Toutefois, chez les claviéristes, ce désir d'utiliser des effets repose surtout sur le fait, qu’au départ, le son délivré en sortie par un instrument électronique comme le synthétiseur donne le sentiment d'être incomplet. C’est-à-dire qu'en cas d’absence d'une couleur particulière, de richesse ou de profondeur, la sonorité se révèle froide et sèche, ce qui incite à utiliser des effets pour atténuer cette sensation désagréable.


LES EFFETS INDISPENSABLES : ÉGALISEUR, DELAY ET FLANGER

Dans les années 60/70, mis à part quelques rares modèles qui incluaient directement dans leurs circuits des effets accessoires, aucun synthétiseur analogique et piano électrique ne possédaient ces agréments pourtant indispensables que sont les effets. À l'instar de leurs colègues guitaristes, les claviéristes ont dès lors ressenti le besoin d'acquérir toute une batterie d’effets externes, dont trois en plus de la réverbération sont devenus indispensables à leur jeu : l’égaliseur, le delay et le flanger (ou le chorus accessoirement), des effets que l'on retrouve aujourd'hui intégrés dans les synthés numériques.


L’ÉGALISEUR

L’égaliseur est un effet incorporé dans de nombreux amplis de scène. Il est indispensable pour sculpter le son ou pour gommer un défaut prononcé. Sur scène et bien plus qu’en studio, il est le premier maillon, car il influe directement sur le jeu développé par le musicien. Deux types d'égaliseur existent : le paramétrique et le graphique. L’égaliseur repose sur une succession de filtres résonnants associés. Sa priorité : corriger la courbe de fréquence. Pour faire simple, sur un ampli de scène, il s'agira de corriger grossièrement les graves, médiums et aigus.
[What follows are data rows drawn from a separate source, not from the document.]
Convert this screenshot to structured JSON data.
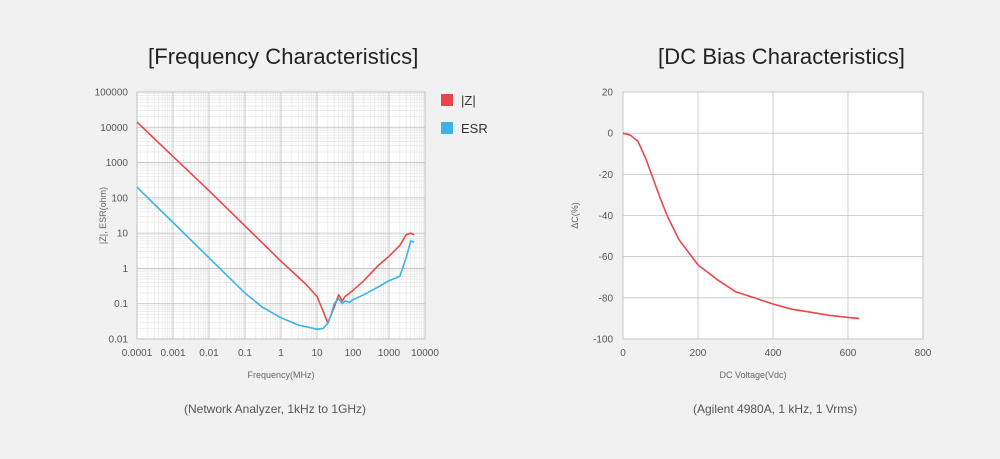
{
  "chart_data": [
    {
      "type": "line",
      "title": "[Frequency Characteristics]",
      "caption": "(Network Analyzer, 1kHz to 1GHz)",
      "xlabel": "Frequency(MHz)",
      "ylabel": "|Z|, ESR(ohm)",
      "xscale": "log",
      "yscale": "log",
      "xlim": [
        0.0001,
        10000
      ],
      "ylim": [
        0.01,
        100000
      ],
      "xticks": [
        "0.0001",
        "0.001",
        "0.01",
        "0.1",
        "1",
        "10",
        "100",
        "1000",
        "10000"
      ],
      "yticks": [
        "0.01",
        "0.1",
        "1",
        "10",
        "100",
        "1000",
        "10000",
        "100000"
      ],
      "grid": true,
      "legend": "top-right",
      "series": [
        {
          "name": "|Z|",
          "color": "#e8474c",
          "x": [
            0.0001,
            0.001,
            0.01,
            0.1,
            1,
            5,
            10,
            15,
            20,
            30,
            40,
            50,
            60,
            80,
            100,
            200,
            500,
            1000,
            2000,
            3000,
            4000,
            5000
          ],
          "y": [
            14000,
            1500,
            160,
            16,
            1.6,
            0.35,
            0.16,
            0.06,
            0.028,
            0.08,
            0.18,
            0.12,
            0.16,
            0.2,
            0.24,
            0.45,
            1.2,
            2.2,
            4.5,
            9,
            10,
            9
          ]
        },
        {
          "name": "ESR",
          "color": "#3ab4e6",
          "x": [
            0.0001,
            0.001,
            0.01,
            0.1,
            0.3,
            1,
            3,
            10,
            15,
            20,
            25,
            30,
            40,
            50,
            60,
            80,
            100,
            200,
            500,
            1000,
            2000,
            3000,
            4000,
            5000
          ],
          "y": [
            200,
            20,
            2,
            0.2,
            0.08,
            0.04,
            0.025,
            0.019,
            0.02,
            0.028,
            0.05,
            0.1,
            0.14,
            0.1,
            0.12,
            0.11,
            0.13,
            0.18,
            0.3,
            0.45,
            0.6,
            2,
            6,
            5.5
          ]
        }
      ]
    },
    {
      "type": "line",
      "title": "[DC Bias Characteristics]",
      "caption": "(Agilent 4980A, 1 kHz, 1 Vrms)",
      "xlabel": "DC Voltage(Vdc)",
      "ylabel": "ΔC(%)",
      "xlim": [
        0,
        800
      ],
      "ylim": [
        -100,
        20
      ],
      "xticks": [
        "0",
        "200",
        "400",
        "600",
        "800"
      ],
      "yticks": [
        "20",
        "0",
        "-20",
        "-40",
        "-60",
        "-80",
        "-100"
      ],
      "grid": true,
      "series": [
        {
          "color": "#e8474c",
          "x": [
            0,
            20,
            40,
            60,
            80,
            100,
            120,
            150,
            200,
            250,
            300,
            350,
            400,
            450,
            500,
            550,
            600,
            630
          ],
          "y": [
            0,
            -1,
            -4,
            -12,
            -22,
            -32,
            -41,
            -52,
            -64,
            -71,
            -77,
            -80,
            -83,
            -85.5,
            -87,
            -88.5,
            -89.5,
            -90
          ]
        }
      ]
    }
  ]
}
Alors que l’égaliseur graphique travaille sur des bandes de fréquences définies à l’avance par le constructeur, l’égaliseur paramétrique suit une courbe dotée généralement de 3 à 4 fréquences et dont le gain s’appuie sur une fréquence librement choisie par l’utilisateur.

Sous son apparence simpliste, l’égaliseur réclame une bonne connaissance des techniques électro-acoustiques et doit être utilisé avec précautions pour en tirer vraiment un réel avantage. Cependant, si le son de départ est mauvais, n’attendez pas d’un égaliseur qu’il le rende beau ! S’il sculpte le son, il ne fait que privilégier ou atténuer telle ou telle harmonique. Par exemple, il peut servir à creuser certaines fréquences médiums ou à accentuer d'autres dans les aigus. Avec un paramétrique, il pourrait être brillant dans les aigus, pâle dans les médiums et agressif dans les graves si on le souhaite.

LE DELAY

Le delay est un effet de spatialisation, tout comme la reverb. C’est une ligne à retard censée remplacer l’écho naturel dont il reprend le principe. Il produit un écho court, au maximum de quelques centaines de millisecondes ; la répétition du signal pouvant être dosée. Son emploi permet, par exemple, de reculer le son, de l’enfoncer dans une masse sonore. Il « usine » la profondeur tandis que la réverbération « usine » la résonance.

LE FLANGER

Le flanger fournit au son une épaisseur. Il est souvent indispensable quand celui-ci manque de consistance. Le flanger recourt à une ligne à retard pour stocker un signal qui est ensuite modulé en fréquence par un oscillateur. Le signal obtenu est filtré et mixé avec l’original. Il tend à doubler le son et apporte un relief instrumental au son de base du clavier électrique.

En conclusion…

Ces trois effets sont toujours incontournables pour un pianiste qui joue sur un piano électrique, genre Rhodes ou Wurlitzer (ces pianos-là, je le rappelle, sont dépourvus de tout effet, hormis le vibrato). On relèvera également que suite à l'arrivée des claviers numériques, l'intégration de nombreux effets puissants est devenue un argument de vente aussi important que les classiques possibilités techniques que sont la polyphonie, l'aftertouch ou la mémoire. Cependant sont-ils tous indispensables et surtout correctement pris en main par leur utilisateur ? Face à la complexité et à la gestion de certains claviers/expandeurs, le doute est permis.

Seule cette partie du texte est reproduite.